Personal information
- Born: 5 June 2002 (age 24)

Sport
- Sport: Athletics
- Event(s): Middle-distance running, Sprint

Achievements and titles
- Personal bests: 400m: 52.84 (2024) NR Indoor 200m: 24.66 (2026) 400m: 53.08 (2026) NR 800m: 2:00.83 (2026) NR

= Fanny Arendt =

Luxembourgish middle-distance runner

Fanny Arendt (born 5 June 2002) is a track and field athlete from Luxembourg who competes as a sprinter and middle-distance runner. She is a national record holder and multiple-time national champion.
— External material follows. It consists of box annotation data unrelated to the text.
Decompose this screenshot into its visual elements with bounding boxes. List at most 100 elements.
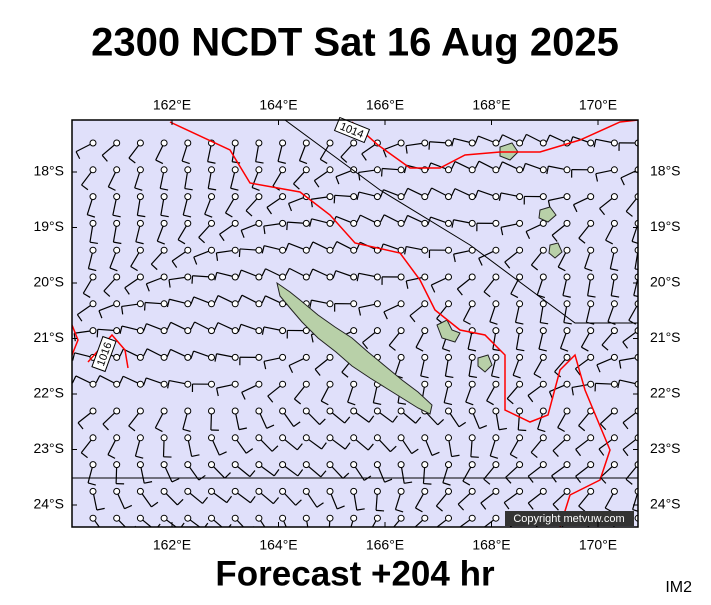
barb-station — [232, 488, 238, 494]
barb-station — [588, 194, 594, 200]
barb-station — [256, 435, 262, 441]
barb-station — [161, 381, 167, 387]
barb-station — [588, 247, 594, 253]
barb-station — [517, 274, 523, 280]
barb-station — [493, 381, 499, 387]
barb-flag — [192, 276, 193, 284]
barb-station — [327, 140, 333, 146]
barb-station — [114, 220, 120, 226]
barb-station — [398, 462, 404, 468]
barb-station — [90, 435, 96, 441]
barb-station — [469, 381, 475, 387]
barb-station — [280, 194, 286, 200]
barb-station — [469, 408, 475, 414]
barb-station — [540, 247, 546, 253]
barb-station — [114, 328, 120, 334]
barb-station — [209, 515, 215, 521]
lat-tick-label: 20°S — [33, 274, 64, 290]
barb-station — [422, 515, 428, 521]
barb-station — [564, 354, 570, 360]
barb-station — [611, 167, 617, 173]
lon-tick-label: 170°E — [579, 537, 617, 553]
barb-station — [398, 408, 404, 414]
barb-station — [185, 167, 191, 173]
barb-station — [422, 381, 428, 387]
barb-station — [374, 462, 380, 468]
barb-station — [540, 381, 546, 387]
barb-flag — [376, 510, 384, 511]
barb-station — [469, 301, 475, 307]
barb-station — [256, 220, 262, 226]
barb-station — [90, 167, 96, 173]
barb-station — [327, 408, 333, 414]
barb-station — [280, 247, 286, 253]
barb-station — [232, 515, 238, 521]
barb-station — [327, 301, 333, 307]
barb-station — [185, 435, 191, 441]
barb-station — [611, 435, 617, 441]
barb-station — [90, 247, 96, 253]
barb-flag — [433, 530, 438, 536]
barb-station — [446, 435, 452, 441]
barb-station — [611, 408, 617, 414]
barb-station — [303, 435, 309, 441]
barb-station — [398, 301, 404, 307]
barb-station — [161, 247, 167, 253]
barb-station — [446, 462, 452, 468]
barb-station — [588, 301, 594, 307]
barb-station — [398, 167, 404, 173]
barb-station — [540, 140, 546, 146]
barb-station — [161, 435, 167, 441]
lat-tick-label: 19°S — [650, 218, 681, 234]
barb-station — [137, 167, 143, 173]
barb-station — [611, 381, 617, 387]
barb-station — [493, 354, 499, 360]
barb-station — [374, 488, 380, 494]
barb-station — [90, 515, 96, 521]
barb-station — [303, 381, 309, 387]
barb-station — [161, 328, 167, 334]
barb-station — [564, 301, 570, 307]
barb-station — [209, 408, 215, 414]
barb-flag — [145, 303, 146, 311]
barb-station — [256, 328, 262, 334]
barb-station — [351, 515, 357, 521]
barb-station — [517, 247, 523, 253]
barb-station — [114, 515, 120, 521]
barb-station — [114, 167, 120, 173]
barb-flag — [518, 430, 526, 431]
barb-station — [446, 140, 452, 146]
barb-station — [256, 140, 262, 146]
barb-station — [564, 381, 570, 387]
barb-station — [374, 167, 380, 173]
barb-station — [90, 194, 96, 200]
barb-station — [422, 220, 428, 226]
barb-station — [351, 274, 357, 280]
barb-station — [446, 301, 452, 307]
barb-station — [469, 515, 475, 521]
barb-station — [161, 488, 167, 494]
barb-station — [161, 220, 167, 226]
barb-station — [398, 220, 404, 226]
barb-station — [137, 220, 143, 226]
barb-station — [280, 220, 286, 226]
barb-station — [90, 220, 96, 226]
barb-station — [540, 194, 546, 200]
barb-station — [256, 274, 262, 280]
barb-flag — [104, 529, 111, 534]
barb-station — [280, 462, 286, 468]
barb-station — [114, 247, 120, 253]
barb-station — [280, 167, 286, 173]
barb-station — [137, 488, 143, 494]
barb-station — [564, 435, 570, 441]
barb-station — [564, 194, 570, 200]
lat-tick-label: 18°S — [33, 163, 64, 179]
lon-tick-label: 166°E — [366, 537, 404, 553]
barb-station — [303, 408, 309, 414]
lat-tick-label: 18°S — [650, 163, 681, 179]
barb-station — [209, 381, 215, 387]
barb-station — [137, 354, 143, 360]
barb-flag — [290, 533, 297, 536]
barb-station — [256, 515, 262, 521]
barb-station — [493, 435, 499, 441]
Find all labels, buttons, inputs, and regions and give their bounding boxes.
==Early and personal life==
A twin, both Arendt and her twin sister Noa, a rugby union player at McMaster University in Hamilton, Ontario, both had double scoliosis in childhood. Between the age of 5 to 17, Arendt wore a corset; up to her neck when she younger, and later from waist to armpits. She suffered many injuries and stress fractures and later moderated her training regime to include more cycling and cross training.

==Career==
Arendt competed for Luxembourg at the 2023 European Games, but was only able to compete sparingly in 2024 due to injury. In June 2024, she won the Luxembourg national title over 400 metres, and placed second over 800 metres.

Competing in the United States for Texas Tech University, Arendt broke Charline Mathias' 15-year-old 400 metres national record in 2025, and set school records that year in the women's 800 metres both indoors and outdoors. She won the women's 800 meters at the Big 12 indoor championships, and placed second at the Big 12 outdoor championships, setting a new personal best on five occasions.
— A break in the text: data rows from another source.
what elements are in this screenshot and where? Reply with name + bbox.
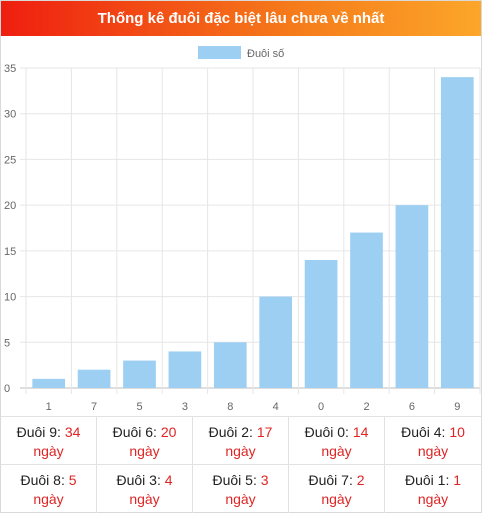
bar	[440, 77, 474, 388]
stat-cell: Đuôi 9: 34 ngày	[1, 416, 97, 464]
stat-label: Đuôi 6:	[112, 424, 157, 440]
stat-value: 1	[453, 472, 462, 488]
y-tick-label: 0	[4, 383, 10, 395]
stat-unit: ngày	[225, 491, 256, 507]
y-tick-label: 10	[4, 292, 16, 304]
x-tick-label: 1	[46, 401, 52, 413]
y-tick-label: 35	[4, 63, 16, 75]
stat-cell: Đuôi 6: 20 ngày	[97, 416, 193, 464]
stat-label: Đuôi 5:	[212, 472, 257, 488]
stat-label: Đuôi 7:	[308, 472, 353, 488]
y-tick-label: 5	[4, 337, 10, 349]
stat-value: 34	[64, 424, 81, 440]
x-tick-label: 6	[409, 401, 415, 413]
stats-grid: Đuôi 9: 34 ngày Đuôi 6: 20 ngày Đuôi 2: 17 ng…	[1, 416, 481, 513]
stat-cell: Đuôi 5: 3 ngày	[193, 464, 289, 513]
x-tick-label: 0	[318, 401, 324, 413]
stat-unit: ngày	[417, 491, 449, 507]
bar	[259, 296, 293, 388]
bar	[123, 360, 156, 388]
stat-value: 2	[356, 472, 365, 488]
stat-value: 10	[449, 424, 465, 440]
stat-value: 20	[160, 424, 177, 440]
x-tick-label: 3	[182, 401, 188, 413]
stat-cell: Đuôi 4: 10 ngày	[385, 416, 481, 464]
legend-label: Đuôi số	[247, 48, 284, 60]
stat-label: Đuôi 4:	[401, 424, 446, 440]
stat-cell: Đuôi 2: 17 ngày	[193, 416, 289, 464]
stat-unit: ngày	[321, 443, 352, 459]
stat-value: 3	[260, 472, 269, 488]
y-tick-label: 20	[4, 200, 16, 212]
stat-value: 14	[352, 424, 369, 440]
page-title: Thống kê đuôi đặc biệt lâu chưa về nhất	[1, 1, 481, 36]
x-tick-label: 9	[454, 401, 460, 413]
stat-unit: ngày	[417, 443, 449, 459]
bar	[168, 351, 202, 388]
bar	[350, 232, 383, 388]
stat-cell: Đuôi 8: 5 ngày	[1, 464, 97, 513]
bar	[304, 260, 338, 388]
stat-unit: ngày	[321, 491, 352, 507]
stat-unit: ngày	[129, 443, 160, 459]
x-tick-label: 2	[363, 401, 369, 413]
bar	[395, 205, 429, 388]
y-tick-label: 15	[4, 246, 16, 258]
stat-label: Đuôi 2:	[208, 424, 253, 440]
x-tick-label: 8	[227, 401, 233, 413]
bar-chart: 0 5 10 15 20 25 30 35 1 7 5 3 8 4 0 2 6 9 Đuôi số	[4, 46, 481, 413]
stat-cell: Đuôi 0: 14 ngày	[289, 416, 385, 464]
y-tick-label: 25	[4, 154, 16, 166]
stat-unit: ngày	[33, 443, 64, 459]
stat-unit: ngày	[33, 491, 64, 507]
stat-value: 5	[68, 472, 77, 488]
chart-area: 0 5 10 15 20 25 30 35 1 7 5 3 8 4 0 2 6 9 Đuôi số	[1, 36, 481, 416]
stat-cell: Đuôi 3: 4 ngày	[97, 464, 193, 513]
bar	[32, 378, 66, 388]
stat-value: 17	[256, 424, 273, 440]
stat-unit: ngày	[225, 443, 256, 459]
stat-cell: Đuôi 7: 2 ngày	[289, 464, 385, 513]
stat-unit: ngày	[129, 491, 160, 507]
stat-value: 4	[164, 472, 173, 488]
legend-swatch	[198, 46, 241, 59]
stat-label: Đuôi 9:	[16, 424, 61, 440]
stat-label: Đuôi 0:	[304, 424, 349, 440]
x-tick-label: 7	[91, 401, 97, 413]
stat-label: Đuôi 8:	[20, 472, 65, 488]
bar	[77, 369, 111, 388]
x-tick-label: 5	[136, 401, 142, 413]
stat-cell: Đuôi 1: 1 ngày	[385, 464, 481, 513]
stat-label: Đuôi 1:	[404, 472, 450, 488]
x-tick-label: 4	[273, 401, 279, 413]
bar	[213, 342, 247, 388]
y-tick-label: 30	[4, 109, 16, 121]
stat-label: Đuôi 3:	[116, 472, 161, 488]
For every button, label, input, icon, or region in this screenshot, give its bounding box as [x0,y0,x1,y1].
Arendt won the 400 metres at the 2025 European Athletics Team Championships Third Division in Maribor, Slovenia, in June 2025, helping Luxembourg gain promotion to the Second Division. She also won in the 4 x 400 metres relay with the Luxembourg team at the championships. She placed fourth over 800 metres at the 2025 Summer World University Games in Bochum, Germany. In August, Arendt won both the women’s 400 metres and 800 metres titles at the Luxembourg Athletics Championships.

Arendt ran a Luxembourg national indoor record and outright lifetime best over 800 metres of 2:00.83 on 18 January 2026, at the CMCM Indoor Meeting in Luxembourg, a silver meeting on the 2026 World Athletics Indoor Tour. In June, she qualified for the 800 metres at the 2026 NCAA Outdoor Championships.